We’re now ready to delve deeper into Logistic Regression! In this lesson, we will cover the different assumptions that go into logistic regression, model hyperparameters, how to evaluate a classifier, ROC curves and what do when there’s a class imbalance in the classification problem we’re working with.
For this lesson, we will be using the Wisconsin Breast Cancer Data Set (Diagnostic) to predict whether a tumor is benign or malignant based on characteristics of the cells, such as radius, texture, smoothness, etc. Like a lot of real-world data sets, the distribution of outcomes is uneven (benign diagnoses are more common than malignant) and there is a bias in terms of importance in the outcomes (classifying all malignant cases correctly is of the utmost importance).
We’re going to begin with the primary assumptions about the data that need to be checked before implementing a logistic regression model.
1. Target variable is binary
One of the most basic assumptions of logistic regression is that the outcome variable needs to be binary (or in the case of multinomial LR, discrete).
2. Independent observations
While often overlooked, checking for independent observations in a data set is important for the theory behind LR. This can be violated if, in this case, patients are biopsied multiple times (repeated sampling of the same individual).
3. Large enough sample size
Since logistic regression is fit using maximum likelihood estimation instead of least squares minimization, there needs to be a large enough sample to get convergence. Now, what does “large enough” mean – that is often up to interpretation or the individual. But often a rule of thumb is that there should be at least 10 samples per features per class.
4. No influential outliers
Logistic regression is sensitive to outliers, so it is also needed to check if there are any influential outliers for model building. Outliers are a broad topic with a lot of different definitions – z-scores, scaler of the interquartile range, Cook’s distance/influence/leverage, etc – so there are many ways to identify them. But here, we will use visual tools to rule-out obvious outliers.
Verify the values of “diagnosis” are binary classes by printing distinct diagnosis values and their frequency in dataset.

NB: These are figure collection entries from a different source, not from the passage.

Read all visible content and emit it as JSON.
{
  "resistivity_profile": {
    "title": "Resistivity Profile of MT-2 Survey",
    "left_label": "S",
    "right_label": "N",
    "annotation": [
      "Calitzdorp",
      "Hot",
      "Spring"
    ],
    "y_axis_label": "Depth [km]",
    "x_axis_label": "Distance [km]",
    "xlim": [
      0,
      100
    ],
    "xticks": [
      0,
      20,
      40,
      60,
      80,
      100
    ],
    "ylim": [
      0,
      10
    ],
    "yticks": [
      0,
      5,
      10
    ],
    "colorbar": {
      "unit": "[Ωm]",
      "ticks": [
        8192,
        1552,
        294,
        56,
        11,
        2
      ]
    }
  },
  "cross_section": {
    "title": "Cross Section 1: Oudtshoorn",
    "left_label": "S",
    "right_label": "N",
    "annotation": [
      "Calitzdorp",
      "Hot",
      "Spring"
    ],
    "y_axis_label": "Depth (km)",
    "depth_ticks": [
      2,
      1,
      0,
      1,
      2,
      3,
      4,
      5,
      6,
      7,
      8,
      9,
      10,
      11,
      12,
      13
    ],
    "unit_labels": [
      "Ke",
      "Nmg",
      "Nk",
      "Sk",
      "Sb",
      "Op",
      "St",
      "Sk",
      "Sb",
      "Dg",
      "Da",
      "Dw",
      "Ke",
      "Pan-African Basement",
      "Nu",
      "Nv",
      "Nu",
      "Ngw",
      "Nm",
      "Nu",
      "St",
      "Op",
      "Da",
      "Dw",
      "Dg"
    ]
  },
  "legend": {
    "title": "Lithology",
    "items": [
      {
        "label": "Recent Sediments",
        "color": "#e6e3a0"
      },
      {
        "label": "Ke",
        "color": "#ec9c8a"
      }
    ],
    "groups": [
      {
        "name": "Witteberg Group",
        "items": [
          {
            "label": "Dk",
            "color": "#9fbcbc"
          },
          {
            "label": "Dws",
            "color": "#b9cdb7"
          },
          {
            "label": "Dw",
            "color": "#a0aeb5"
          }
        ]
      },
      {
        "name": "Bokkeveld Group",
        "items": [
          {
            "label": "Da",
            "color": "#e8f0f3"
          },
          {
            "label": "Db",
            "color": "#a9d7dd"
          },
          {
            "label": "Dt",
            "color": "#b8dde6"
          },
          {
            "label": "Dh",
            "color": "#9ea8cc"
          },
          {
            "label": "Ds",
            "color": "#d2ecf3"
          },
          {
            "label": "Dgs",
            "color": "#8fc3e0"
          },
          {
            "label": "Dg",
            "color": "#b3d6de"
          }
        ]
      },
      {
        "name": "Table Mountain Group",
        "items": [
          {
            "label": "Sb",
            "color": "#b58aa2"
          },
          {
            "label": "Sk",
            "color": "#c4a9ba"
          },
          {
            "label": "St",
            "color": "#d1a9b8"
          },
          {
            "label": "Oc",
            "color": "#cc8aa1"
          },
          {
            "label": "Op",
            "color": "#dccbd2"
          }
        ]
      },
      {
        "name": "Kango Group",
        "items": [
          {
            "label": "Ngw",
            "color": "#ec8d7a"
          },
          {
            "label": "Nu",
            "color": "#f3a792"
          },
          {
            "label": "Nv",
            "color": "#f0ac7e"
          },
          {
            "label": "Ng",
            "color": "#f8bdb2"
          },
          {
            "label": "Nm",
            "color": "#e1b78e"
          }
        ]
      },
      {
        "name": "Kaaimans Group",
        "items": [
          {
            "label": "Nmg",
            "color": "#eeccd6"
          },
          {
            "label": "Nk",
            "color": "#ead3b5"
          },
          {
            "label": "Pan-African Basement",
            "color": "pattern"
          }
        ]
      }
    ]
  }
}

Check the dataset to see if the observations are unique by ID – i.e. print whether or not the number of unique patient IDs is equal to the number of samples.
If classes are very imbalanced, it is important the smallest class still meets this rule of thumb. Based on this how many features should we have at maximum? Define a variable
max_features and print the value.
We’re going to make a pairplot of the mean features to exclude any obvious outliers. Alternatively, you can also use a boxplot of z-scores, but as the features are not normally distributed (since all the values must be greater than zero and are right-skewed), it is more informative to look at the boxplot of the log transformed z-scores. Uncomment the relevant lines here and press Run to see the outputs.